Una manera de pararse ante la vida a pesar de todas las difcultades y limitaciones.
Acompañado de su familia y luego de soportar los embates de una dura enfermedad, Lucas “Capocha” Alaniz, se despidió de esta vida en plena juventud y tras haberse convertido en un referente y modelo de una forma de hacer frente a las adversidades y encontrar el lado bueno de las cosas.
Nacido en 1992, Lucas tenía un año y medio cuando en una caída se quebró la cadera. Su familia inició un periplo por varios médicos hasta que le diagnosticaron displasia fibrosa y el síndrome Mc Cune Albright, afección que hace que los huesos se deformen y debiliten.
Confinado a una silla de ruedas y con severas limitaciones físicas, decidió hacer frente a la vida con todas sus fuerzas, coraje y empuje, acompañado de su familia y amigos, un entorno que jamás dejó de secundarlo.
Fue así que completó sus estudios de periodismo, consiguió trabajo y manifestó siempre, a través de las redes sociales, su entusiasmo y entrega a cada actividad que iniciaba.
Su historia trascendió a nuestra ciudad y tuvo oportunidad de ser entrevistado por periodistas y medios de todo el país, al punto que apenas un día antes de su fallecimiento fue publicada una extensa nota en un diario capitalino.
Fanático del deporte, amaba el rugby. Era hincha de Argentino, donde parte de su familia participaba de manera activa. No sólo concurría a ver cada partido sino que tenía su propia página donde los comentaba.

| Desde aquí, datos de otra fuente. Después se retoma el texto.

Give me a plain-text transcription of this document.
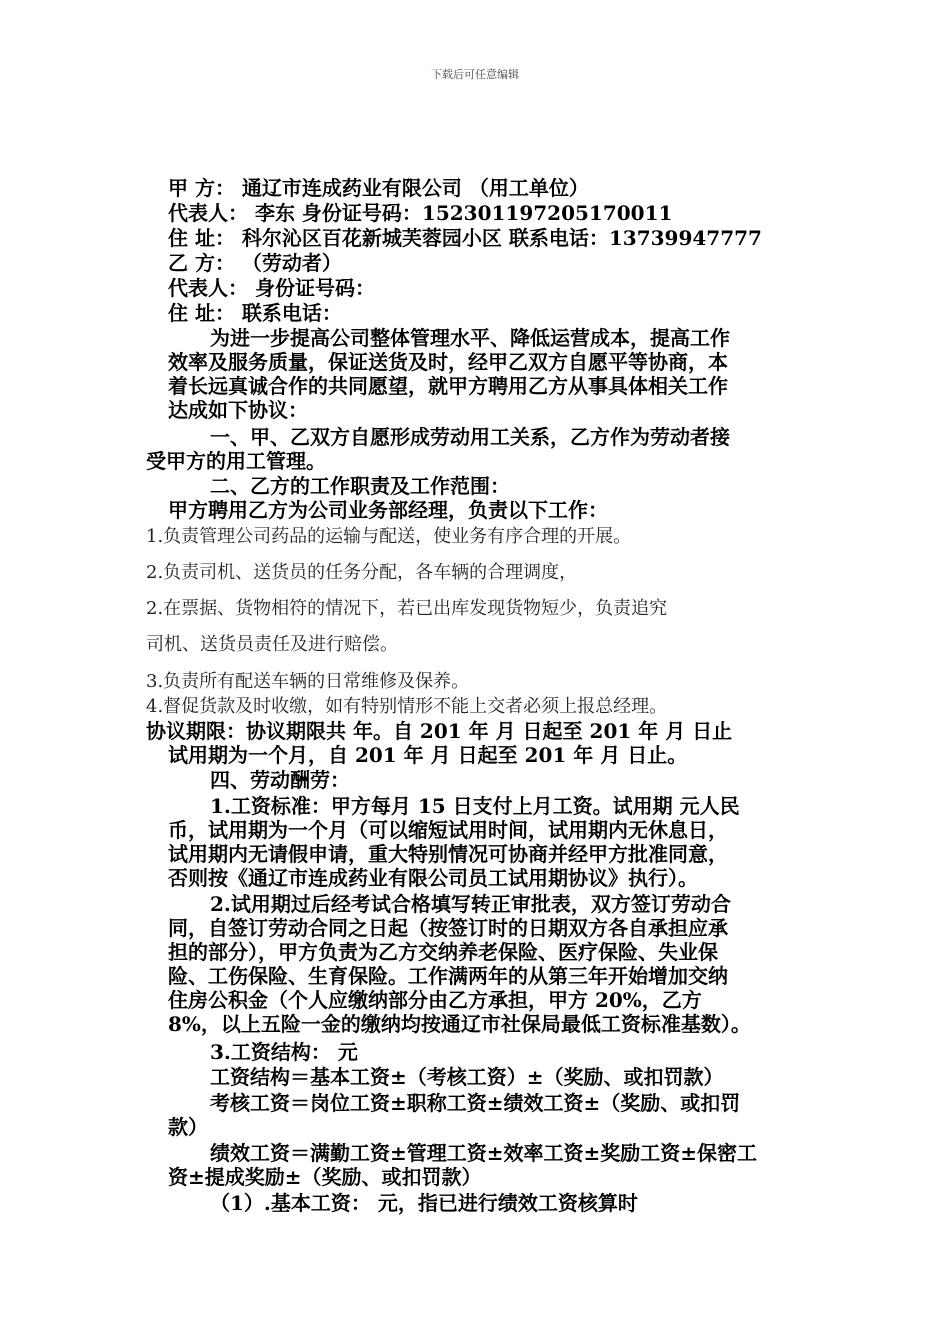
下载后可任意编辑
甲 方： 通辽市连成药业有限公司 （用工单位）
代表人： 李东 身份证号码：152301197205170011
住 址： 科尔沁区百花新城芙蓉园小区 联系电话：13739947777
乙 方： （劳动者）
代表人： 身份证号码：
住 址： 联系电话：
为进一步提高公司整体管理水平、降低运营成本，提高工作
效率及服务质量，保证送货及时，经甲乙双方自愿平等协商，本
着长远真诚合作的共同愿望，就甲方聘用乙方从事具体相关工作
达成如下协议：
一、甲、乙双方自愿形成劳动用工关系，乙方作为劳动者接
受甲方的用工管理。
二、乙方的工作职责及工作范围：
甲方聘用乙方为公司业务部经理，负责以下工作：
1.负责管理公司药品的运输与配送，使业务有序合理的开展。
2.负责司机、送货员的任务分配，各车辆的合理调度，
2.在票据、货物相符的情况下，若已出库发现货物短少，负责追究
司机、送货员责任及进行赔偿。
3.负责所有配送车辆的日常维修及保养。
4.督促货款及时收缴，如有特别情形不能上交者必须上报总经理。
协议期限：协议期限共 年。自 201 年 月 日起至 201 年 月 日止
试用期为一个月，自 201 年 月 日起至 201 年 月 日止。
四、劳动酬劳：
1.工资标准：甲方每月 15 日支付上月工资。试用期 元人民
币，试用期为一个月（可以缩短试用时间，试用期内无休息日，
试用期内无请假申请，重大特别情况可协商并经甲方批准同意，
否则按《通辽市连成药业有限公司员工试用期协议》执行）。
2.试用期过后经考试合格填写转正审批表，双方签订劳动合
同，自签订劳动合同之日起（按签订时的日期双方各自承担应承
担的部分），甲方负责为乙方交纳养老保险、医疗保险、失业保
险、工伤保险、生育保险。工作满两年的从第三年开始增加交纳
住房公积金（个人应缴纳部分由乙方承担，甲方 20%，乙方
8%，以上五险一金的缴纳均按通辽市社保局最低工资标准基数）。
3.工资结构： 元
工资结构＝基本工资±（考核工资）±（奖励、或扣罚款）
考核工资＝岗位工资±职称工资±绩效工资±（奖励、或扣罚
款）
绩效工资＝满勤工资±管理工资±效率工资±奖励工资±保密工
资±提成奖励±（奖励、或扣罚款）
（1）.基本工资： 元，指已进行绩效工资核算时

“Capocha” fue, con su actitud y conducta, un ejemplo de entereza, de cómo pararse ante las dificultades. Nunca se victimizó ni hizo de su enfermedad algo especial, sino que desde esa circunstancia mostró como muchas cosas que parecen imposibles se pueden hacer realidad.
La ciudad es un poco más pobre sin su presencia física. Pero fue una persona que dejó una huella, una manera de respirar, una forma de creer.